This week, we return to our exploration of the SharePoint intranet I built to support NBC Olympics during the broadcast of the XXX Summer Olympics in London. (See "SharePoint Intranet: How We Did It, Part 1, 2, 3, 4, 5.") Because of my background not only with SharePoint, but with the core Microsoft server, client, identity, and administration technologies, I’ve found myself helping several customers build self-help portals for users. The goals of such portals are to reduce help desk calls, increase responsiveness and availability of help to users, and increase the visibility of solutions provided by the IT organization to its business customers.
In London, we built a very simple end-user-facing Help Desk site on SharePoint Server 2010. This week, I’ll share with you three of the crazy-easy big wins we supported with that Help Desk site.
Before we do, let me send you greetings from 38,000 feet! Conference season has begun, and today marks the first of about 10 weeks of travel between now and Christmas. I’m en route to the SharePoint Leadership Forum in Washington, DC on Thursday where I will be delivering a keynote that uses lessons learned from NBC Olympics to (I hope) challenge and inspire delegates to take the next steps forward on their SharePoint journeys.
Coincidentally, the SharePoint Leadership Forum is being held at the Swedish Embassy, and immediately after it, I hop on a plane towards Stockholm for the SharePoint & Exchange Forum, which will be held on Monday and Tuesday.
And, for those of you who were disconnected from the technology universe over the last week, Office 2013, SharePoint 2013, Lync 2013, and Exchange 2013 all RTM’d on Thursday. Bits are out in the wild here and there, but for us mere mortals, we’re being told to wait until “mid November” before we can download them from TechNet, MSDN, and the like—timing that coincides nicely with the SharePoint Conference.
So now, back to today’s topic: three easy wins for a Help Desk site on SharePoint.
SharePoint Help Desk Site
As I’ve described in previous articles, our environment is one that is built in a matter of days, and it must support more than 3,000 users. Many of those users bring with them laptops from their jobs in other parts of NBC, but we also deploy close to a thousand desktops and laptops that are used only during the Games, for contractors.
During the “tsunami,” as we call it, of users arriving at the International Broadcast Centre, there are charter jumbo jets dropping literally hundreds off at a time. These users must get immediately to work, so we need to ensure that there is minimal friction between the technology and the user’s business requirements. And the most critical things we need to provide them are network connectivity, applications, and printers. So, we wanted to empower users to self-serve these IT offerings.
We created the Help Desk site as a site collection in our “apps” app (http://olyapps), and we linked to each of the major components of the site from the primary, global navigation from the intranet home page, seen in Figure 1 below.
We offered self-service printer installation for users in three broad geographic areas: the International Broadcast Centre and venues in London, our field shop and hotels, and our operations in New York City. Each of those links took users to a page in a pages library. On the page, we inserted a page viewer web part. You can see the result in Figure 2 below.
Typically, a page viewer web part displays another web site in an IFRAME. For our printer installation, we configured the page viewer web part to show a file, and the address we configured was the UNC address of the server itself, e.g. \\servername.
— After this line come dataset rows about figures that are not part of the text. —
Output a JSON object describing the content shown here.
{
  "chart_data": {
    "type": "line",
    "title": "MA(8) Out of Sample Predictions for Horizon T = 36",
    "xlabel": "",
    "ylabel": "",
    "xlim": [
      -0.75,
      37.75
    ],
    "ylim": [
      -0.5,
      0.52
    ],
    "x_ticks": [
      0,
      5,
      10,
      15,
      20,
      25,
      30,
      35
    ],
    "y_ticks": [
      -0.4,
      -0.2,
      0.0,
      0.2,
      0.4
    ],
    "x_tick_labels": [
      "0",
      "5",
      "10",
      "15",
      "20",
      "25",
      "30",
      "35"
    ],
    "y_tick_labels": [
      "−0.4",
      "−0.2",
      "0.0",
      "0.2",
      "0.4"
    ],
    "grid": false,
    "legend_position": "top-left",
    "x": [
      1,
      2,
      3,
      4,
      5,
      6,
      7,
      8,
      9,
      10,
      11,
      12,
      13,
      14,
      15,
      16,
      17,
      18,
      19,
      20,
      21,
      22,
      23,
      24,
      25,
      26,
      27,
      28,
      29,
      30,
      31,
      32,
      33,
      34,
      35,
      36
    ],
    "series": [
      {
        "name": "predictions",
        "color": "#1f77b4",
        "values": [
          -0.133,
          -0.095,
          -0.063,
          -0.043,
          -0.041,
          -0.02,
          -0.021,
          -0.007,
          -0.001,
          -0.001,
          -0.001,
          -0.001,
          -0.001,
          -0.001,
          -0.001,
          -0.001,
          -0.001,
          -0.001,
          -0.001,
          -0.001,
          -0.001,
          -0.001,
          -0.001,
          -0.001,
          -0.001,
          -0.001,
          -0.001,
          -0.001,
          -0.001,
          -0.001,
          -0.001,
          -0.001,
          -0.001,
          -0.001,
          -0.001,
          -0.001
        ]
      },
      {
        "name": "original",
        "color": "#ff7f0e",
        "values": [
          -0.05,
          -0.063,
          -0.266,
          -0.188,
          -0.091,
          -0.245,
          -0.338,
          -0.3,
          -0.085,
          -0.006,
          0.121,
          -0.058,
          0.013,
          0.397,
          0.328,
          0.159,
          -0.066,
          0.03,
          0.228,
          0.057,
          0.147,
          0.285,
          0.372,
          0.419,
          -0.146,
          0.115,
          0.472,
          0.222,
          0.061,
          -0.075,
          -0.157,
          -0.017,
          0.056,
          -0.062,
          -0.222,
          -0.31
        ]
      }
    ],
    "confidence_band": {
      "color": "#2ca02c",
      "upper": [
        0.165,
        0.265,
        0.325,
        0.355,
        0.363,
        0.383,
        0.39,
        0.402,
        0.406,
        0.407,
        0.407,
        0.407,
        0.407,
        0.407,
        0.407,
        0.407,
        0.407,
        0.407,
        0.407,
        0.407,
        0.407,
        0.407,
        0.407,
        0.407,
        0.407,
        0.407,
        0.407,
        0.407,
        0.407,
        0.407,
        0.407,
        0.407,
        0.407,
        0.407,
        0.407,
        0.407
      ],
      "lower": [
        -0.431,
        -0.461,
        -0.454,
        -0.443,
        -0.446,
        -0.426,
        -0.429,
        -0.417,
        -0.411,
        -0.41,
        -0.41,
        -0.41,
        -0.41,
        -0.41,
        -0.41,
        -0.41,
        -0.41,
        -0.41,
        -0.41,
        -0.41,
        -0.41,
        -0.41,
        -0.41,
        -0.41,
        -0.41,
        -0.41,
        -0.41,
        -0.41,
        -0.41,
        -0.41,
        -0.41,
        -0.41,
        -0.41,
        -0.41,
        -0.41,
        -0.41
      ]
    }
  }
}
That address shows all shares on a server, and because our servers were dedicated print servers, and were not also hosting shared folders, the result was a super-easy-to-configure view of printers. Users simply double-clicked the printer they needed. Windows does not require elevated credentials to install a shared printer.
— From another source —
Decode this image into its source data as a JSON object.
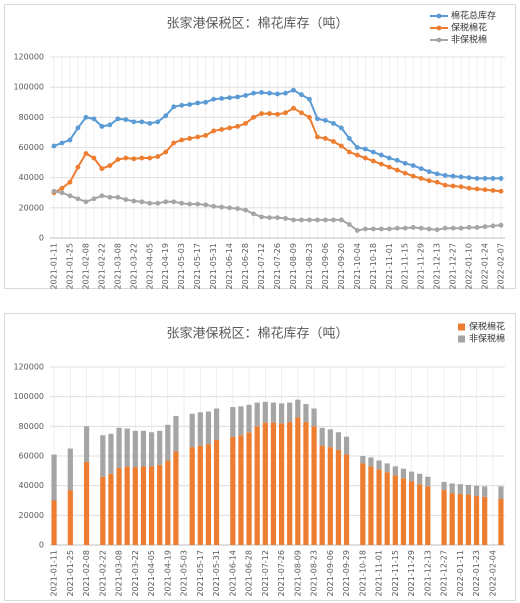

It was easy for users to identify the “correct” printer because, first, the naming standard we had in place for printer share names made sense and, second, because each printer had a label on it with its share name, so users could simply glance at the printer they wanted, then find the same name on the SharePoint site. Double-click. Done.
We also created a central location from which users could self-serve the installation of applications. We provided instructions, a link to the application installation package, and information about any permissions necessary—for example, application-specific permissions to back-end data sources. Figure 3 shows an example.
Network Connectivity and FAQ
Finally, we created an FAQ and trained the Help Desk staff to post content whenever they had the same questions more than a couple of times. One of the most common questions regarded internet connectivity, which required a proxy setting. We estimate that several hundred people self-served their own solution for proxy configuration with this simple FAQ, shown in Figure 4.
With these and other very simple solutions, we provided value to our customers, we demonstrated our commitment to helping them—to trusting them to solve their own problems given the right information, we reduced our workload and costs, and made it possible to administer a dynamic, large enterprise with an insanely lean IT staff. None of these are rocket science. What it boiled down to was listening to and anticipating what our customers wanted.
The Help Desk functionality also introduced users to our SharePoint based intranet. Basically, the first question most users would have was, “How can I connect to the internet to get my [external] email?” By pointing them to the resource, they were encultrated into our value proposition of the intranet as the one-stop shop for everything they need to get their job done.